Department of Neurology, Medical College of Georgia, Augusta, GA, USA.
J Cell Mol Med. 2010 Apr;14(4):914-21. doi: 10.1111/j.1582-4934.2008.00671.x.
We recently demonstrated that blood-brain barrier permeabilization using mannitol enhances the therapeutic efficacy of systemically administered human umbilical cord blood (HUCB) by facilitating the entry of neurotrophic factors from the periphery into the adult stroke brain. Here, we examined whether the same blood-brain barrier manipulation approach increases the therapeutic effects of intravenously delivered HUCB in a neonatal hypoxic-ischaemic (HI) injury model. Seven-day-old Sprague-Dawley rats were subjected to unilateral HI injury and then at day 7 after the insult, animals intravenously received vehicle alone, mannitol alone, HUCB cells (15k mononuclear fraction) alone or a combination of mannitol and HUCB cells. Behavioural tests at post-transplantation days 7 and 14 showed that HI animals that received HUCB cells alone or when combined with mannitol were significantly less impaired in motor asymmetry and motor coordination compared with those that received vehicle alone or mannitol alone. Brain tissues from a separate animal cohort from the four treatment conditions were processed for enzyme-linked immunosorbent assay at day 3 post-transplantation, and revealed elevated levels of GDNF, NGF and BDNF in those that received HUCB cells alone or when combined with mannitol compared with those that received vehicle or mannitol alone, with the combined HUCB cells and mannitol exhibiting the most robust neurotropic factor up-regulation. Histological assays revealed only sporadic detection of HUCB cells, suggesting that the trophic factor-mediated mechanism, rather than cell replacement per se, principally contributed to the behavioural improvement. These findings extend the utility of blood-brain barrier permeabilization in facilitating cell therapy for treating neonatal HI injury.

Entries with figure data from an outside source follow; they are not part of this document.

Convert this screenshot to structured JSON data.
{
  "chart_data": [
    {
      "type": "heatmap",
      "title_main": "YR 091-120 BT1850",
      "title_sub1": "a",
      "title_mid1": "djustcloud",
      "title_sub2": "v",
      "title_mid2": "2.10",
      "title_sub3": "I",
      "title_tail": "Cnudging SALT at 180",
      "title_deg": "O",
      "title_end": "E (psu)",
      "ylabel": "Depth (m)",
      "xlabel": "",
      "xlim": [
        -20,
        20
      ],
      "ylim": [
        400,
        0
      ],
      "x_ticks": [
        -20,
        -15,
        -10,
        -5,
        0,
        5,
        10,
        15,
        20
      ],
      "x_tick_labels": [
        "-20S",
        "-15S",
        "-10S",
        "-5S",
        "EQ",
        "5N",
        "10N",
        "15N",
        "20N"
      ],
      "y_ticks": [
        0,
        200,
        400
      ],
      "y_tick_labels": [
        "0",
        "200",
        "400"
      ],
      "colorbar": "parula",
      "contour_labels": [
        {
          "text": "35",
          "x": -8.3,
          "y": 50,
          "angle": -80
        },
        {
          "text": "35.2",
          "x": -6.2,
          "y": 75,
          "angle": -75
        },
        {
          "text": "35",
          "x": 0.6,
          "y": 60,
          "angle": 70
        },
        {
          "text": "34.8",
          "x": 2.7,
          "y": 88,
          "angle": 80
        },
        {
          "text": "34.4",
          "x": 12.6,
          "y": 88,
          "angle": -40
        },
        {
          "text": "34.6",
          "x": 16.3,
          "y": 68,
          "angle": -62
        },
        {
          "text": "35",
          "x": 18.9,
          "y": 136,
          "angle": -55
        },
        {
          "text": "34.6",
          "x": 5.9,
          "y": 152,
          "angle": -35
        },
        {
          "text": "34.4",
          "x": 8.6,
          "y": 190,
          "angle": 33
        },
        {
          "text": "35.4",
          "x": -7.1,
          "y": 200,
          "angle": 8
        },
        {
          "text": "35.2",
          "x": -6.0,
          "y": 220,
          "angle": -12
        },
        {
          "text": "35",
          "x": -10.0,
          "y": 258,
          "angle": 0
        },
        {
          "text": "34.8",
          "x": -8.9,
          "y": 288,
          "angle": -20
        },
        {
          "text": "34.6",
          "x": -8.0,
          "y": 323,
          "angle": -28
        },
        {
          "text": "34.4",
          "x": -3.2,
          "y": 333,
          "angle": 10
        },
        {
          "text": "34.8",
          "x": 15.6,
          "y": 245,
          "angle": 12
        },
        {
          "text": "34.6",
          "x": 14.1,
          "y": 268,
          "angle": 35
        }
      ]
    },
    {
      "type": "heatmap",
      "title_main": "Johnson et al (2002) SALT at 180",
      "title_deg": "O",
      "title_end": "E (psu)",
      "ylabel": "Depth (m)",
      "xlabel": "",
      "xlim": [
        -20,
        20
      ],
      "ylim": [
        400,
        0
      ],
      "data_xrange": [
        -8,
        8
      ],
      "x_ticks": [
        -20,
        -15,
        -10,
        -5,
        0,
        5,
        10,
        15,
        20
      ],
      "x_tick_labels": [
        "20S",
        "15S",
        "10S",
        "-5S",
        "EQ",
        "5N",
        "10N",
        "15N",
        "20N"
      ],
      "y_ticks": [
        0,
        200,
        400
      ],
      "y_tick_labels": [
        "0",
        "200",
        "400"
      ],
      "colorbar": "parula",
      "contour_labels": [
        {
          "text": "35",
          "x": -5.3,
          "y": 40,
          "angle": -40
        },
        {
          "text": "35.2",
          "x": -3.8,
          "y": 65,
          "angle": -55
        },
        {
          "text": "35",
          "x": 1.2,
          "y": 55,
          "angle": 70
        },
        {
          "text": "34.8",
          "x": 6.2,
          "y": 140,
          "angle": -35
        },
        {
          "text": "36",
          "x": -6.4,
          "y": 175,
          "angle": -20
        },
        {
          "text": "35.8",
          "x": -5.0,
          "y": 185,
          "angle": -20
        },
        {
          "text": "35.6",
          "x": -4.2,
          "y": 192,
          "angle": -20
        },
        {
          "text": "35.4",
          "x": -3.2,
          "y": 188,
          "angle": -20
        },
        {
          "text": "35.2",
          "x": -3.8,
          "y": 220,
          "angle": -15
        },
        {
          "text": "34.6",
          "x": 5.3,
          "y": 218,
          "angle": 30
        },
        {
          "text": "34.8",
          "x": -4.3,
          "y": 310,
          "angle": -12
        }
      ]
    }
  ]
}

我们最近证明,通过甘露醇使血脑屏障通透性增强,有助于外周神经营养因子进入成年中风大脑,从而增强系统给予人脐血(HUCB)的治疗效果。在这里,我们研究了相同的血脑屏障处理方法是否会增加静脉内给予 HUCB 在新生缺氧缺血(HI)损伤模型中的治疗效果。7 日龄 Sprague-Dawley 大鼠接受单侧 HI 损伤,然后在损伤后第 7 天,动物静脉内给予单独的载体、甘露醇、HUCB 细胞(15k 单核细胞部分)或甘露醇和 HUCB 细胞的组合。移植后第 7 天和第 14 天的行为测试表明,单独接受 HUCB 细胞或与甘露醇联合接受 HUCB 细胞的 HI 动物在运动不对称性和运动协调方面的损伤明显小于单独接受载体或甘露醇的动物。来自四个治疗组的另一组动物的脑组织在移植后第 3 天用于酶联免疫吸附测定,结果显示,单独接受 HUCB 细胞或与甘露醇联合接受 HUCB 细胞的动物的 GDNF、NGF 和 BDNF 水平明显高于单独接受载体或甘露醇的动物,而联合接受 HUCB 细胞和甘露醇的动物表现出最强的神经营养因子上调。组织学检测仅偶尔检测到 HUCB 细胞,这表明营养因子介导的机制,而不是细胞替代本身,主要有助于行为改善。这些发现扩展了血脑屏障通透性在促进细胞治疗治疗新生儿 HI 损伤中的作用。